Address Management SparkSDR - softerhardware/Hermes-Lite2 GitHub Wiki
SparkSDR is a SDR application with a number of features:
- You can connect to multiple radios at a time each with as many receivers as they support.
- wspr, JT9-65 & FT8 decoding and encoding are built in using WSJTX, this avoids all vac & cat configuration issues .
- low latency audio using linear interpolation to match the radio clock to the audio clock, this consumes very little cpu and seems fine for listening to audio, it may not be ideal for digital modes over vac but this is not an issue with the built in digital modes.
- The rx and tx bandpass filters use a partitioned fft fir which reduces latency whilst allowing long/steep filters at the cost of increased cpu load.

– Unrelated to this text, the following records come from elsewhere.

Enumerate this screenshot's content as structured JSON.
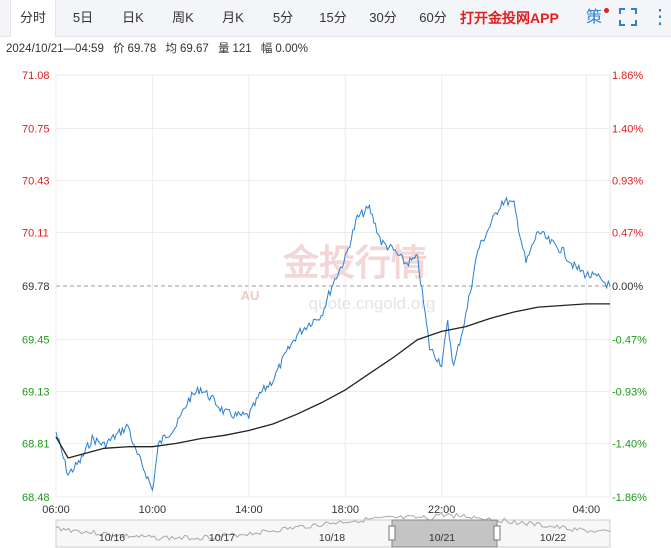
{
  "toolbar": {
    "tabs": [
      {
        "label": "分时",
        "active": true
      },
      {
        "label": "5日"
      },
      {
        "label": "日K"
      },
      {
        "label": "周K"
      },
      {
        "label": "月K"
      },
      {
        "label": "5分"
      },
      {
        "label": "15分"
      },
      {
        "label": "30分"
      },
      {
        "label": "60分"
      }
    ],
    "app_label": "打开金投网APP",
    "strategy_label": "策",
    "more_label": "⋮"
  },
  "info": {
    "datetime": "2024/10/21—04:59",
    "price_label": "价",
    "price": "69.78",
    "avg_label": "均",
    "avg": "69.67",
    "volume_label": "量",
    "volume": "121",
    "change_label": "幅",
    "change": "0.00%"
  },
  "watermark": {
    "cn": "金投行情",
    "url": "quote.cngold.org",
    "logo": "AU"
  },
  "colors": {
    "up": "#e02020",
    "down": "#1a9a1a",
    "line": "#2a7fd4",
    "avg": "#222222",
    "accent": "#2a7fd4"
  },
  "chart_data": {
    "type": "line",
    "base_price": 69.78,
    "y_ticks": [
      "71.08",
      "70.75",
      "70.43",
      "70.11",
      "69.78",
      "69.45",
      "69.13",
      "68.81",
      "68.48"
    ],
    "pct_ticks": [
      "1.86%",
      "1.40%",
      "0.93%",
      "0.47%",
      "0.00%",
      "-0.47%",
      "-0.93%",
      "-1.40%",
      "-1.86%"
    ],
    "x_ticks": [
      "06:00",
      "10:00",
      "14:00",
      "18:00",
      "22:00",
      "04:00"
    ],
    "ylim": [
      68.48,
      71.08
    ],
    "series": [
      {
        "key": "price",
        "x": [
          "06:00",
          "06:30",
          "07:00",
          "07:30",
          "08:00",
          "08:30",
          "09:00",
          "09:15",
          "09:30",
          "09:45",
          "10:00",
          "10:15",
          "10:30",
          "11:00",
          "11:30",
          "12:00",
          "12:30",
          "13:00",
          "13:30",
          "14:00",
          "14:30",
          "15:00",
          "15:30",
          "16:00",
          "16:30",
          "17:00",
          "17:30",
          "18:00",
          "18:30",
          "19:00",
          "19:30",
          "20:00",
          "20:30",
          "21:00",
          "21:30",
          "22:00",
          "22:15",
          "22:30",
          "23:00",
          "23:30",
          "00:00",
          "00:30",
          "00:45",
          "01:00",
          "01:30",
          "02:00",
          "02:30",
          "03:00",
          "03:30",
          "04:00",
          "04:30",
          "04:59"
        ],
        "values": [
          68.88,
          68.62,
          68.7,
          68.84,
          68.8,
          68.86,
          68.92,
          68.78,
          68.7,
          68.62,
          68.52,
          68.8,
          68.85,
          68.92,
          69.08,
          69.15,
          69.08,
          69.0,
          68.98,
          68.98,
          69.12,
          69.2,
          69.35,
          69.48,
          69.55,
          69.6,
          69.8,
          69.95,
          70.2,
          70.26,
          70.05,
          70.0,
          69.92,
          69.95,
          69.4,
          69.3,
          69.55,
          69.28,
          69.6,
          70.0,
          70.15,
          70.3,
          70.3,
          70.28,
          69.92,
          70.12,
          70.05,
          70.0,
          69.9,
          69.85,
          69.83,
          69.78
        ]
      },
      {
        "key": "average",
        "x": [
          "06:00",
          "06:30",
          "07:00",
          "08:00",
          "09:00",
          "10:00",
          "11:00",
          "12:00",
          "13:00",
          "14:00",
          "15:00",
          "16:00",
          "17:00",
          "18:00",
          "19:00",
          "20:00",
          "21:00",
          "22:00",
          "23:00",
          "00:00",
          "01:00",
          "02:00",
          "03:00",
          "04:00",
          "04:59"
        ],
        "values": [
          68.85,
          68.72,
          68.74,
          68.78,
          68.79,
          68.79,
          68.81,
          68.84,
          68.86,
          68.89,
          68.93,
          68.99,
          69.06,
          69.14,
          69.24,
          69.34,
          69.45,
          69.5,
          69.53,
          69.58,
          69.62,
          69.65,
          69.66,
          69.67,
          69.67
        ]
      }
    ],
    "navigator": {
      "labels": [
        "10/16",
        "10/17",
        "10/18",
        "10/21",
        "10/22"
      ]
    }
  }
}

- ssb compression using the controlled envelope ssb clipping algorithm.
- adc signal level meter using the raw bandscope data combined with the adc overflow flag which is useful for setting the rf gain.
- Unlimited virtual receivers can share the bandwidth of each firmware slice receiver.
- Touch friendly UI
- Undersampling reception and transmission, depending on the filters in front of the radio you can tune to above the Nyquist frequency and odd/even spectrum folding is transparently corrected.
- With a CVA9 fpga board and Hermes Lite it is no problem to simultaneously decode wspr, JT65/9, FT8 & psk on all bands below 30Mhz.
- Radio frequency correction using network time protocol.
- PSK31 decoder.
- SparkSDR runs on windows 7,8 and 10, linux x64, linux arm(rpi) and mac.
SparkSDR has a Google Group that may be used to address any issues you may encounter.
The SparkSDR Downloads Page shows the various software downloads available for different operating systems.
I downloaded the zip file to my Downloads folder (despite a few complaints from Chrome about malware), copied this file to a new folder, used right click -> Expand to unzip this into a new folder, then double-clicked on the 'SparkSDR' application.
The application ran without any need to install any other dependencies.
The '?' icon on the upper left can be used to open a help page, which has some tips for getting started using the application.
Once the main screen opens, you can click on the 'three dots' icon in the upper right to get the Radio Settings menu. The user interface appears as follows:
We can see selecting the General tab (which is the default) allows us to store MAC and/or IP addresses in EEPROM, and allows us to set the flag to favor DHCP. My configuration shows none of these are set because I am defaulting to DHCP address management.